High Information Content Toxicity Screening Using Mouse and Human Stem Cell Models of Endocrine Development and Function

EPA Grant Number: R835163
Title: High Information Content Toxicity Screening Using Mouse and Human Stem Cell Models of Endocrine Development and Function
Investigators: Finnell, Richard H.
Institution: The University of Texas at Austin
EPA Project Officer: Klieforth, Barbara I
Project Period: March 1, 2012 through February 28, 2015
Project Amount: $1,200,000
RFA: Developing High-Throughput Assays for Predictive Modeling of Reproductive and Developmental Toxicity Modulated Through the Endocrine System or Pertinent Pathways in Humans and Species Relevant to Ecological Risk Assessment (2011) RFA Text |  Recipients Lists
Research Category: Computational Toxicology , Endocrine Disruptors , Health , Ecosystems , Safer Chemicals

Objective:

The primary objective of this research is to demonstrate the reliability and sensitivity of using human and mouse stem cells in a highthroughput screening paradigm designed to provide reliable and highly sensitive risk assessment data for chemicals that impact gamete production, embryonic endocrine development and endocrine signalling.
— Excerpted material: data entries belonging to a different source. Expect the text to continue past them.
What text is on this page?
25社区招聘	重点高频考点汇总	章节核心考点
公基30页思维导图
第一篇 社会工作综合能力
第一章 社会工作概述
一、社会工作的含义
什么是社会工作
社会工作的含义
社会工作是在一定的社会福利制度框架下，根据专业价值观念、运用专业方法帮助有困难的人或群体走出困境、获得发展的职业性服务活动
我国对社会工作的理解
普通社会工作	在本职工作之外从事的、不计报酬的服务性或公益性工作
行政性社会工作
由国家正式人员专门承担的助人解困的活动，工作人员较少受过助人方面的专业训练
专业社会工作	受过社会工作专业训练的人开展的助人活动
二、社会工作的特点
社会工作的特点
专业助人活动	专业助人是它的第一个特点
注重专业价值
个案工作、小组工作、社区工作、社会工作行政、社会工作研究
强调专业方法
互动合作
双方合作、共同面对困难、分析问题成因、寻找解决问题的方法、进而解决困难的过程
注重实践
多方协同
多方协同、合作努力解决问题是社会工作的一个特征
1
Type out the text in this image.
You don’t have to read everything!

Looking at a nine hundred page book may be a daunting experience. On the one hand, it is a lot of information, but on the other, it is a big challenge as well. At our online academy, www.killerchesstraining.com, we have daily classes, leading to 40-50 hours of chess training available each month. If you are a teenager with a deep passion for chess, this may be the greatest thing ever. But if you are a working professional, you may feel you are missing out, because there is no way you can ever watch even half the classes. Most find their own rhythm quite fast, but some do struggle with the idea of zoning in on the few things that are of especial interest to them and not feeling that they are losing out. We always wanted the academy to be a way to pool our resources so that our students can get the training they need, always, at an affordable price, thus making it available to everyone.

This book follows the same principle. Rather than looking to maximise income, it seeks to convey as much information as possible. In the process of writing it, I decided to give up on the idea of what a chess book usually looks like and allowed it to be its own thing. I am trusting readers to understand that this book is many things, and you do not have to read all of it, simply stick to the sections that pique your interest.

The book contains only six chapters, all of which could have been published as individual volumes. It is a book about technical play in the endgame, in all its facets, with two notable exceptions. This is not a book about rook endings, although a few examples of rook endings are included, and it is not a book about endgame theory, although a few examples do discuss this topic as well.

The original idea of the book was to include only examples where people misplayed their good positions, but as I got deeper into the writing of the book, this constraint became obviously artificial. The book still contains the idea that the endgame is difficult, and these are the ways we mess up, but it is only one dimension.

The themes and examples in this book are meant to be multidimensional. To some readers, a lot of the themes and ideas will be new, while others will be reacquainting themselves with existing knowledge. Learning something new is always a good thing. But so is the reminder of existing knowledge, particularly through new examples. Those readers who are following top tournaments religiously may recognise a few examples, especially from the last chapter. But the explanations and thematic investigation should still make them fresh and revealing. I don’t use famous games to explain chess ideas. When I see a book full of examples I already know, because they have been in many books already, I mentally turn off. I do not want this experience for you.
It will characterize developmental and endocrine toxicity of select environmental agents using in vitro toxicity testing of human and mouse stem cells. The data produced will be used to develop Bayesian models for developmental toxicity classification and toxicity prediction in humans. Through the incorporation of the chemico-physical properties of the test compound, in vitro toxicity testing using genetically diverse human and mouse stem cell populations, it is possible to ascertain novel data on how these compounds impact on specific intracellular pathways in a dose-response fashion.

Expected Results:

The project will result in the rapid assessment of chemicals for adverse effects on the development of gametes, adipocytes, and islet B-cells; and on the adipocyte and B-cell endocrine signaling function in human and murine embryonic stem cells. Based on the data, hierarchical Bayesian models will be developed to establish endpoints that are relevant for human gametic and endocrine development and function.